This week was the first FULL WEEK with students.
Five student days.
I'd like to say it was nothing, didn't wear me out or anything.
In all honesty, I was so excited for Friday to finally come! And then, just in time for the weekend, some sort of bug knocked me out COMPLETELY on Saturday. All day Saturday...I'll spare you the details.
Thankfully, I started feeling better this morning, so I had all day to sleep, start to eat, and regain my strength for ANOTHER FIVE DAY WEEK! But I did miss having a weekend, where I could do things for myself...
Check out the picture below! I came in last Monday to find a BRAND NEW CEILING AND LIGHTING in my art room. I was told that they would be putting in new lights, but I didn't realize the lights and drop ceiling would come at the same time. I don't have much of an opinion about the ceiling. It looks nice, and that extra 2 or 3 feet would never have been used. This is supposed to help with heating and cooling costs, and now I have better lighting!
Probably the biggest news for this week is that I'm teaching the Pre-K class! Once a week, for 30 minutes. It's a small little class of 7 students. One girl cried hysterically about coming to art class. Thankfully, one of the classroom teachers stayed and sat with her. About 5 or 10 minutes into class, she finally stopped crying.
It's a fun class, especially since I have four of my colleagues' children as students. Two of the boys' dads work in the secondary building. One little girl's dad is a music teacher and the head of fine arts. And another little boy, his dad is my principal, the principal of the elementary school.
Pre-K was learning about colors in their class. We practiced our cutting skills by playing "HIDE AND SEEK" and finding the colors that were hiding in magazines.
The yellow table cut out yellow items.
The red table cut out red items.
The blue table cut out blue items.
Then a teacher helped each table glue their bits onto construction paper. The classroom teacher that stayed helped the yellow table, my TA helped the red table, and I helped the blue table.
My principal's son was sitting at the blue table. At one point in time, I thought he said "I like you." Then I realized, he was probably saying "I like blue" since he was sitting at the blue table and cutting out blue items. A few minutes later, I was helping him cut out some more items. This time, it was clear as day. "I like you." Yes, this little four year old boy likes me.
He also likes my scissors. They spring open to help young children with their fine motor skills...
He saw me two days later, on Friday, pointed at me and told the person he was with "I like her."
Here are the finished Olympic bulletin boards---designed and created by the 5th grade classes.
I'm so impressed.
Nearly everything is their own creation. I stapled the items on the board, with their direction.
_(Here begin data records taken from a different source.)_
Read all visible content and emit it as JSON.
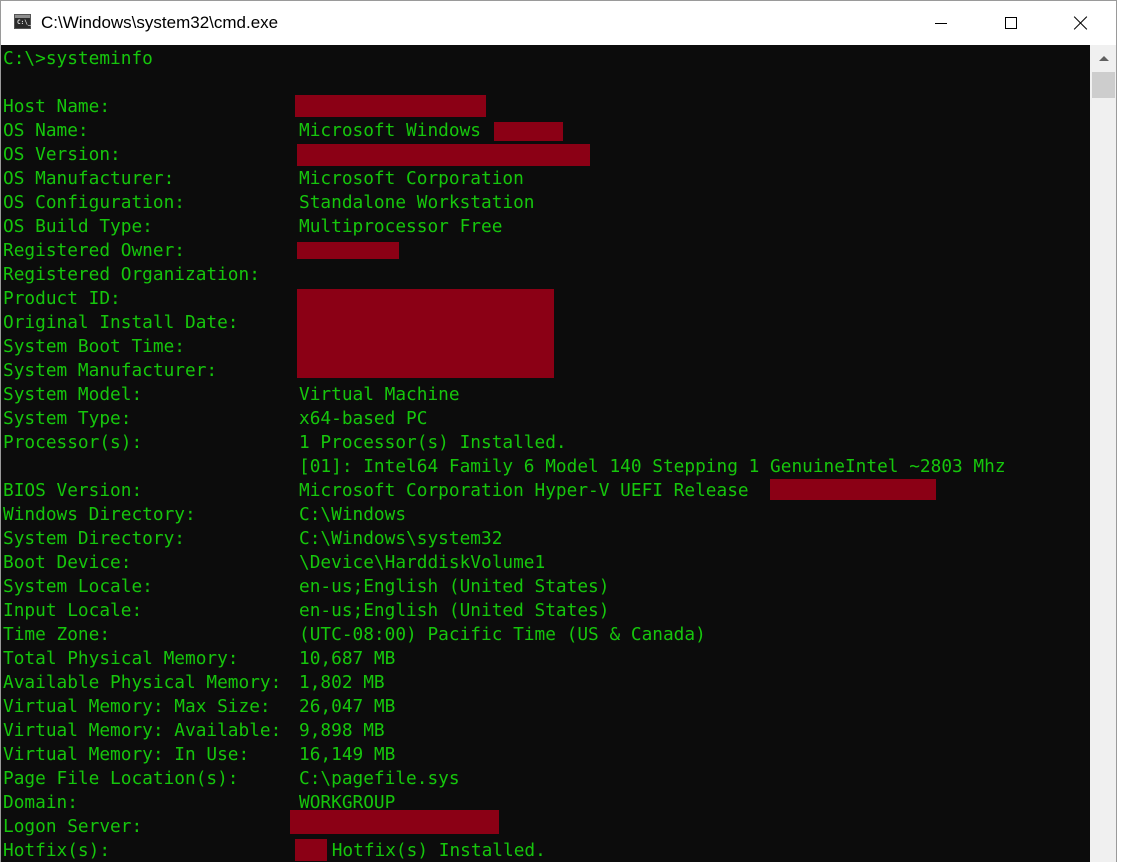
{
  "window": {
    "title": "C:\\Windows\\system32\\cmd.exe",
    "icon_text": "C:\\_"
  },
  "console": {
    "prompt_line": "C:\\>systeminfo",
    "labels": {
      "host_name": "Host Name:",
      "os_name": "OS Name:",
      "os_version": "OS Version:",
      "os_manufacturer": "OS Manufacturer:",
      "os_configuration": "OS Configuration:",
      "os_build_type": "OS Build Type:",
      "registered_owner": "Registered Owner:",
      "registered_organization": "Registered Organization:",
      "product_id": "Product ID:",
      "original_install_date": "Original Install Date:",
      "system_boot_time": "System Boot Time:",
      "system_manufacturer": "System Manufacturer:",
      "system_model": "System Model:",
      "system_type": "System Type:",
      "processors": "Processor(s):",
      "bios_version": "BIOS Version:",
      "windows_directory": "Windows Directory:",
      "system_directory": "System Directory:",
      "boot_device": "Boot Device:",
      "system_locale": "System Locale:",
      "input_locale": "Input Locale:",
      "time_zone": "Time Zone:",
      "total_physical_memory": "Total Physical Memory:",
      "available_physical_memory": "Available Physical Memory:",
      "virtual_memory_max": "Virtual Memory: Max Size:",
      "virtual_memory_available": "Virtual Memory: Available:",
      "virtual_memory_in_use": "Virtual Memory: In Use:",
      "page_file_locations": "Page File Location(s):",
      "domain": "Domain:",
      "logon_server": "Logon Server:",
      "hotfixes": "Hotfix(s):"
    },
    "values": {
      "os_name": "Microsoft Windows",
      "os_manufacturer": "Microsoft Corporation",
      "os_configuration": "Standalone Workstation",
      "os_build_type": "Multiprocessor Free",
      "system_model": "Virtual Machine",
      "system_type": "x64-based PC",
      "processors": "1 Processor(s) Installed.",
      "processor_detail": "[01]: Intel64 Family 6 Model 140 Stepping 1 GenuineIntel ~2803 Mhz",
      "bios_version": "Microsoft Corporation Hyper-V UEFI Release",
      "windows_directory": "C:\\Windows",
      "system_directory": "C:\\Windows\\system32",
      "boot_device": "\\Device\\HarddiskVolume1",
      "system_locale": "en-us;English (United States)",
      "input_locale": "en-us;English (United States)",
      "time_zone": "(UTC-08:00) Pacific Time (US & Canada)",
      "total_physical_memory": "10,687 MB",
      "available_physical_memory": "1,802 MB",
      "virtual_memory_max": "26,047 MB",
      "virtual_memory_available": "9,898 MB",
      "virtual_memory_in_use": "16,149 MB",
      "page_file_locations": "C:\\pagefile.sys",
      "domain": "WORKGROUP",
      "hotfixes": " Hotfix(s) Installed."
    }
  },
  "colors": {
    "console_bg": "#0c0c0c",
    "console_text": "#16c60c",
    "redaction": "#8b0015",
    "titlebar_bg": "#ffffff",
    "scrollbar_bg": "#f0f0f0"
  }
}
I also created the flag of South Africa on the first bulletin board. (It's fairly complicated, and the students were struggling, but since our secondary principal is from South Africa, I thought I'd help them out!)
I love the way the first bulletin board combined the Olympic rings and the word "Olympics." Genius.
And check out the finished torches on the second bulletin board...those torches are the result of rulers, protractors, "paper and pencil" math calculations, mental math, and research at home! (One boy from the group printed out color images of the torches at home and brought them in for the second class so they could get all the details perfect.)
Lastly, some finished hand designs from the 2nd graders and the 2nd/3rd grade ESL class.
This girl really impressed me. The front of her book is beautiful. She finished early, so she began designing the back. I didn't ask the students to think about the arrangement of hands on the front cover, but merely to overlap the hands to cover the entire page. She took this to the next level when she designed her back cover. It's things like this back cover that make you smile and realize your students are learning, applying their understanding independently, taking risks, and finding success!
I read this passage in The Art of Teaching Art to Children on Friday night:
Sometimes the art room gets really quiet. It's the tip-0ff that the kids are deeply involved. I haven't asked the children to be quiet. They are simply expressing their involvement in the work by a high level of intensity, combined with a deep focus. They are immersed in the art materials and in themselves.
I started tearing up. Already, there have been many quiet classes in the art room. I love to facilitate this type of involvement in art, in the process of creation!
Sometime, I need to write about 3rd grade. They're awesome! The discussions we have about art, their increasing drawing skills, and the crazy portraits they're drawing of their classmates...it's a great time!